D.    Hubungan antara fitra insan dan pendidikan
            Bahwa insan diciptakan Allah swt sebagai peserta dan pelaksana anutan Allah dan mempunyai kiprah pokok yaitu di samping untuk li ta’abbudi ila Allah menyembah Khaliknya juga bertugas selaku Khalifatu fi al-Ardl. Untuk itu Allah tidak membiarkan insan begitu saja tanpa bekal yang memadai, tetapi Allah dengan sifat Rahman dan Rahim-Nya memperlihatkan anugerah yang sangat tinggi nilainya, yaitu aneka macam kemampuan atau potensi yang memungkinkan insan bisa memikul tanggung jawab tersebut.
Sejak lahir insan telah dibekali dengan potensi-potensi atau alat serta kemampuan yang akan menjadi kekuatan untuk bertahan hidup di dunia ini maupun untuk mencapai kebahagiaan yang kekal yakni kehidupan akhirat. Karenanya, fithrah itu harus berinteraksi dan berdialog dengan lingkungan eksternal.
Untuk bisa berdialog memerlukan suatu forum yang lebih aman untuk mengaktualisasikan serta menumbuh kembangkan fithrahnya. Maka pendidikan merupakan forum yang paling strategis untuk mengarahkan fithrah itu secara optimal dan terpadu sepanjang hayatnya. Konsep fithrah juga menuntut semoga pendidikan harus bertujuan mengarahkan pendidikan kepada terjalinnya ikatan besar lengan berkuasa seorang insan dengan Allah.
Hal ini mengisyaratkan kiprah pendidikan sangat menentukan dalam kehidupan manusia, sebab dengan pendidikan insan akan mengetahui mana yang baik mana yang buruk, serta mengetahui yang benar dan yang salah, tanpa pengetahuan insan tidak akan bisa memahami apa bantu-membantu arti hidup di dunia ini sebab intinya insan dilahirkan di dunia ini masih bersifat suci, suatu keadaan kosong sebagaimana adanya belum mengetahui suatu apapun dalam arti bahwa ia belum mumayyiz (belum bisa membedakan mana yang baik dan buruk)
Dengan demikian pendidikan dipandang sebagai suatu ikhtiar yang sangat menentukan dalam menjaga semoga insan tetap berada pada fithrah-nya baik fithrah atas legalisasi terhadap Tuhannya, fithrah agama yang hanif serta segenap potensi yang ada pada dirinya. semoga tidak menyimpang dari garis kodrat yang telah ditentukan, mengingat anak itu berada pada kehidupan yang serba dinamis dan dalam pertumbuhannya sering menerima imbas positif maupun negatif.




E.      Fitrah Manusia dan Implikasinya Terhadap Pendidikan Islam.
                        Menurut Hasan Langgulung, fitrah ialah potensi yang baik.
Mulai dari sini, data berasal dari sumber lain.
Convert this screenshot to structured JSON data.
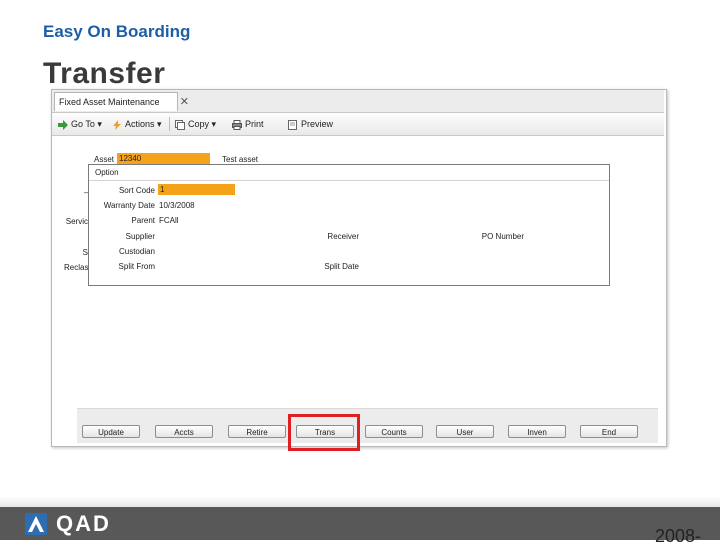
{
  "slide": {
    "subtitle": "Easy On Boarding",
    "title": "Transfer",
    "year": "2008-"
  },
  "window": {
    "tab_label": "Fixed Asset Maintenance",
    "tab_close": "✕"
  },
  "toolbar": {
    "goto": "Go To",
    "actions": "Actions",
    "copy": "Copy",
    "print": "Print",
    "preview": "Preview"
  },
  "form": {
    "asset_label": "Asset",
    "asset_value": "12340",
    "asset_desc": "Test asset",
    "left_labels": [
      "Servic",
      "S",
      "Reclas"
    ],
    "fields": {
      "sort_code_label": "Sort Code",
      "sort_code_value": "1",
      "warranty_label": "Warranty Date",
      "warranty_value": "10/3/2008",
      "parent_label": "Parent",
      "parent_value": "FCAll",
      "supplier_label": "Supplier",
      "receiver_label": "Receiver",
      "po_label": "PO Number",
      "custodian_label": "Custodian",
      "split_from_label": "Split From",
      "split_date_label": "Split Date"
    }
  },
  "dialog": {
    "title": "Option"
  },
  "buttons": [
    "Update",
    "Accts",
    "Retire",
    "Trans",
    "Counts",
    "User",
    "Inven",
    "End"
  ],
  "highlighted_button": "Trans",
  "brand": {
    "logo_text": "QAD"
  },
  "colors": {
    "accent_blue": "#1d5fa6",
    "field_orange": "#f5a21b",
    "highlight_red": "#e02020",
    "footer_gray": "#585858"
  }
}
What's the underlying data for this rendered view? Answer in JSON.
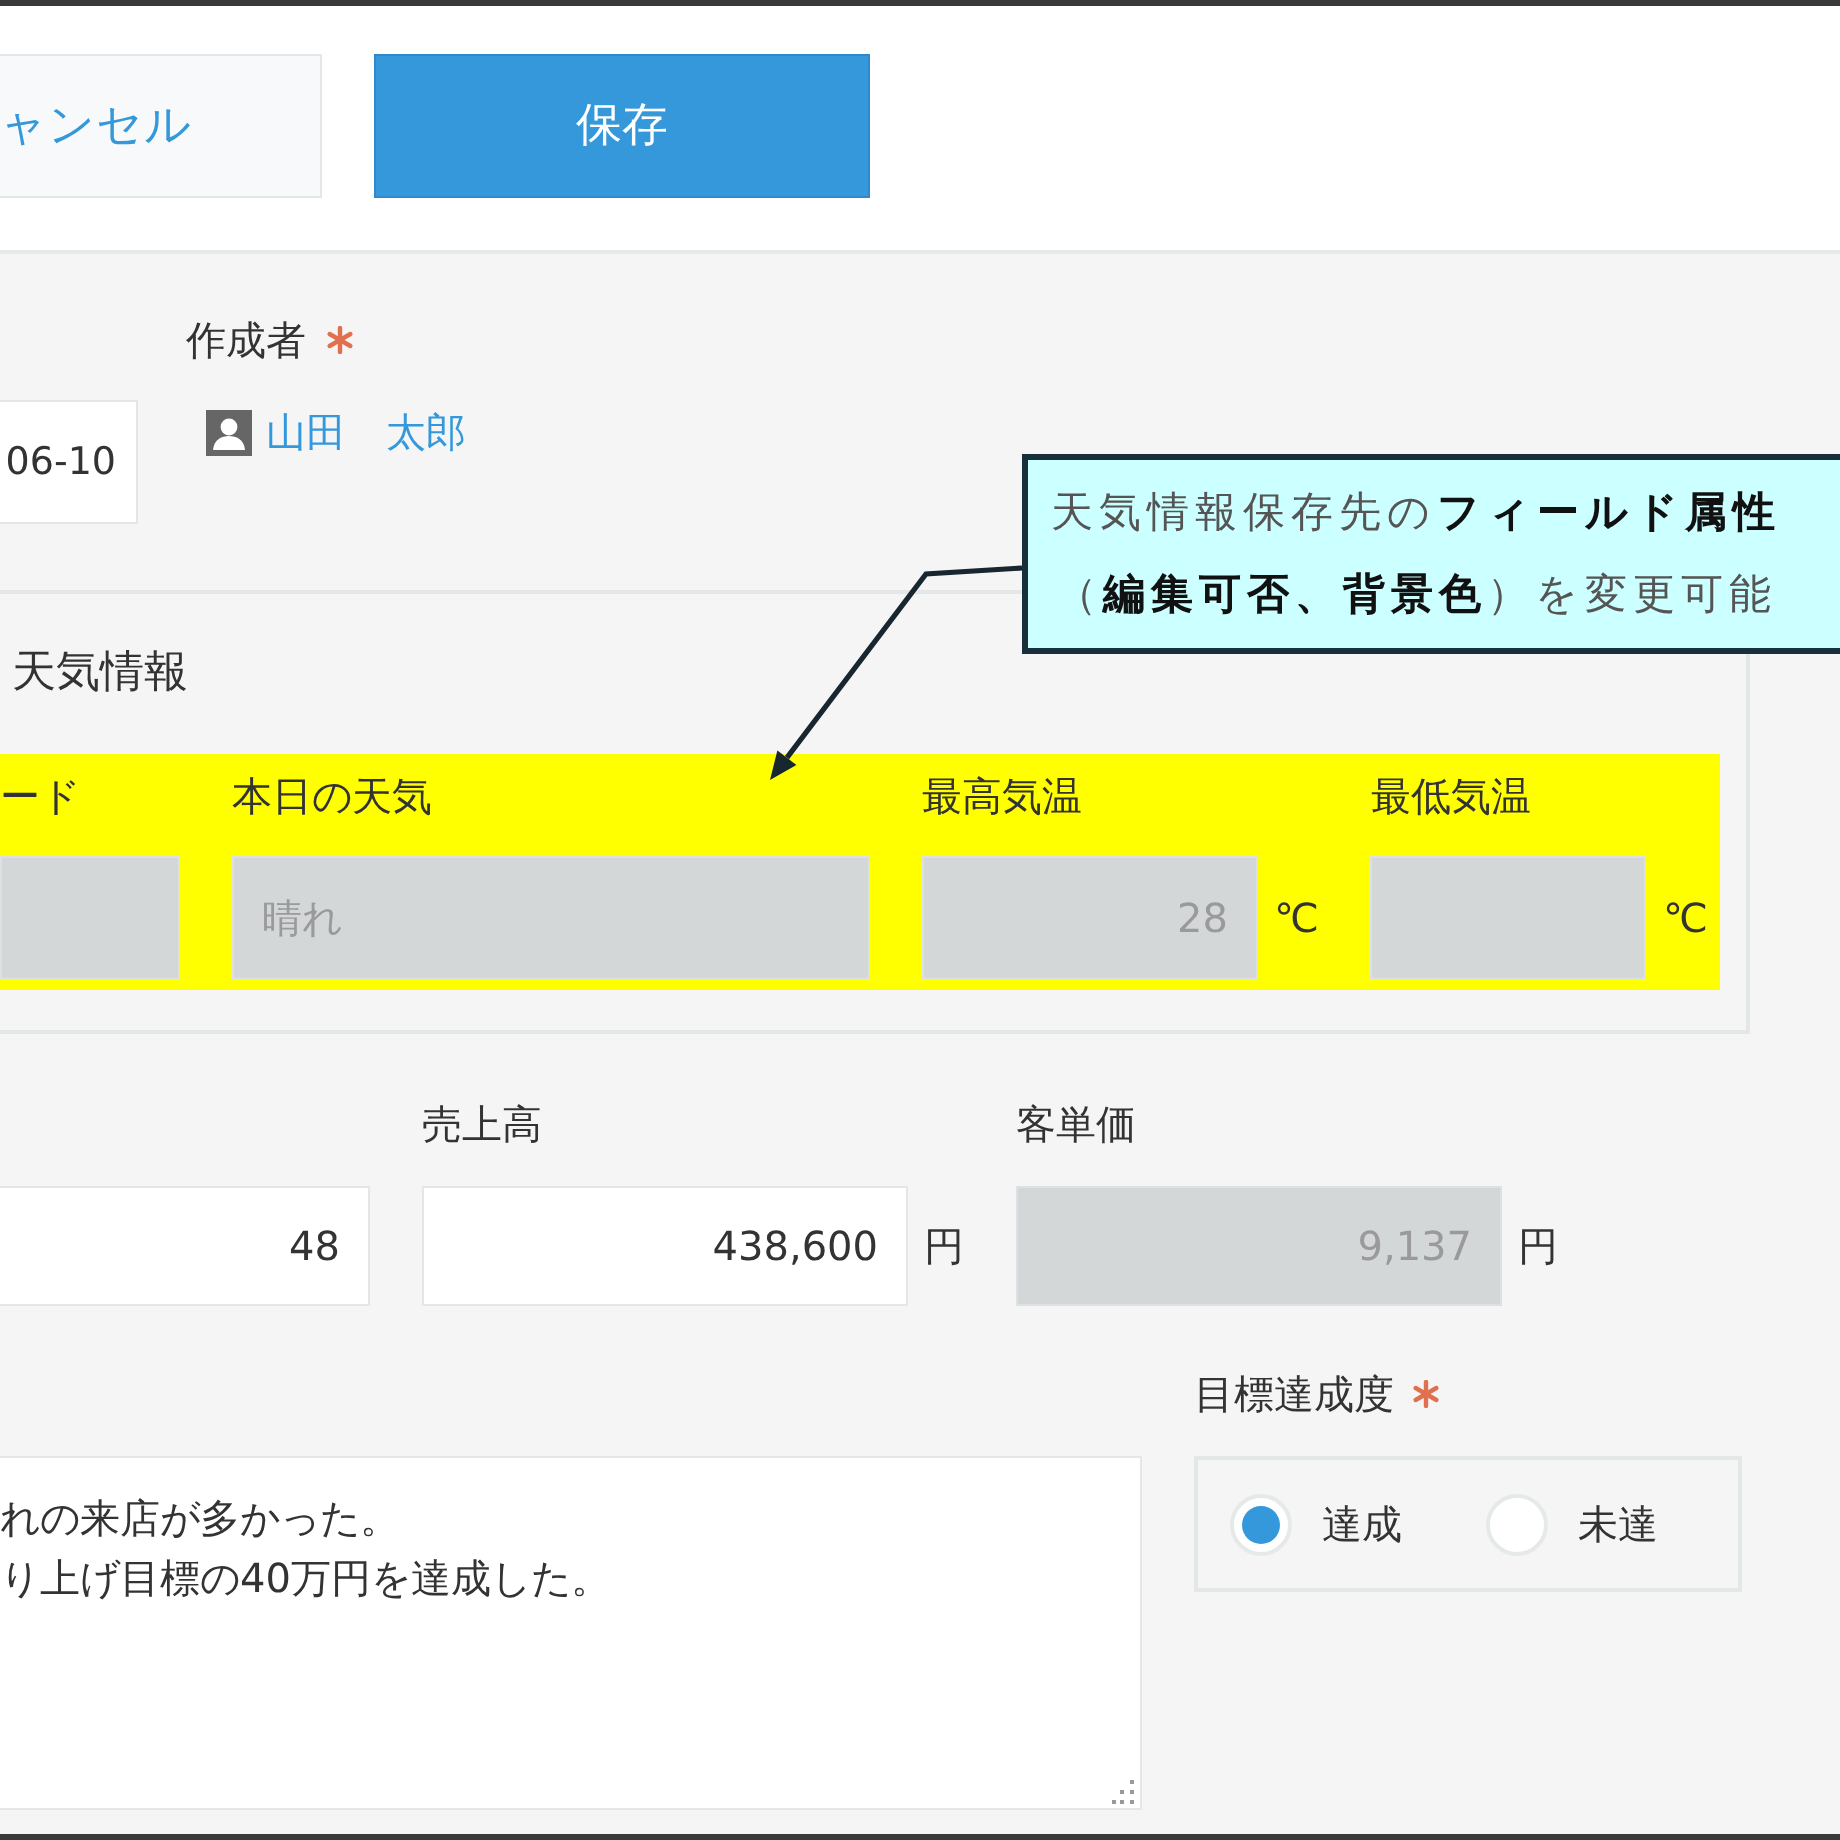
{
  "toolbar": {
    "buttons": [
      {
        "label": "ャンセル",
        "kind": "cancel"
      },
      {
        "label": "保存",
        "kind": "save"
      }
    ]
  },
  "author_row": {
    "date_field": {
      "value": "06-10",
      "kind": "date"
    },
    "author": {
      "label": "作成者",
      "required": true,
      "user": "山田　太郎"
    }
  },
  "weather_group": {
    "title": "天気情報",
    "highlighted": true,
    "fields": [
      {
        "label": "ード",
        "kind": "text",
        "disabled": true
      },
      {
        "label": "本日の天気",
        "kind": "text",
        "value": "晴れ",
        "disabled": true
      },
      {
        "label": "最高気温",
        "kind": "number",
        "value": "28",
        "unit": "℃",
        "disabled": true
      },
      {
        "label": "最低気温",
        "kind": "number",
        "unit": "℃",
        "disabled": true
      }
    ]
  },
  "sales_row": {
    "fields": [
      {
        "kind": "number",
        "value": "48",
        "disabled": false
      },
      {
        "label": "売上高",
        "kind": "number",
        "value": "438,600",
        "unit": "円",
        "disabled": false
      },
      {
        "label": "客単価",
        "kind": "number",
        "value": "9,137",
        "unit": "円",
        "disabled": true
      }
    ]
  },
  "memo_row": {
    "textarea": {
      "lines": [
        "れの来店が多かった。",
        "り上げ目標の40万円を達成した。"
      ]
    },
    "goal": {
      "label": "目標達成度",
      "required": true,
      "options": [
        {
          "label": "達成",
          "selected": true
        },
        {
          "label": "未達",
          "selected": false
        }
      ]
    }
  },
  "annotation": {
    "lines": [
      "天気情報保存先の**フィールド属性**",
      "（**編集可否、背景色**）を変更可能"
    ]
  }
}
Haditsh yang bermakna“Setiap bawah umur dilahirkan dengan fitrah. Hanya ibu bapaknyalah yang menimbulkan ia menjadi Yahudi, Nasrani, atau Majusi”. Tetapi hal ini tidak bermakna bahwa insan itu menjadi hamba kepada lingkungan, menyerupai pendapat ahli-ahli behaviorisme. Fitrah ialah sifat-sifat Tuhan yang ditiupkan Tuhan kepada semua insan sebelum lahir, dan pengembangan sifat-sifat itu setinggitingginya. Senada dengan hal ini, berdasarkan Dr. Jalaluddin, insan mempunyai beberapa potensi utama yang secara fitrah dianugerahkan Allah kepadanya, yaitu :
a.        Hidayat al-Ghariziyat (potensi naluriah) Hidayat al-Ghariziyat (potensi naluriah) Yaitu dorongan primer yang berfungsi untuk memelihara keutuhan dan kelanjutan setiap manusia. Diantara dorongan tersebut berupa instink untuk memelihara diri, menyerupai makan, minum, adaptasi badan terhadap lingkungan dan sebagainya.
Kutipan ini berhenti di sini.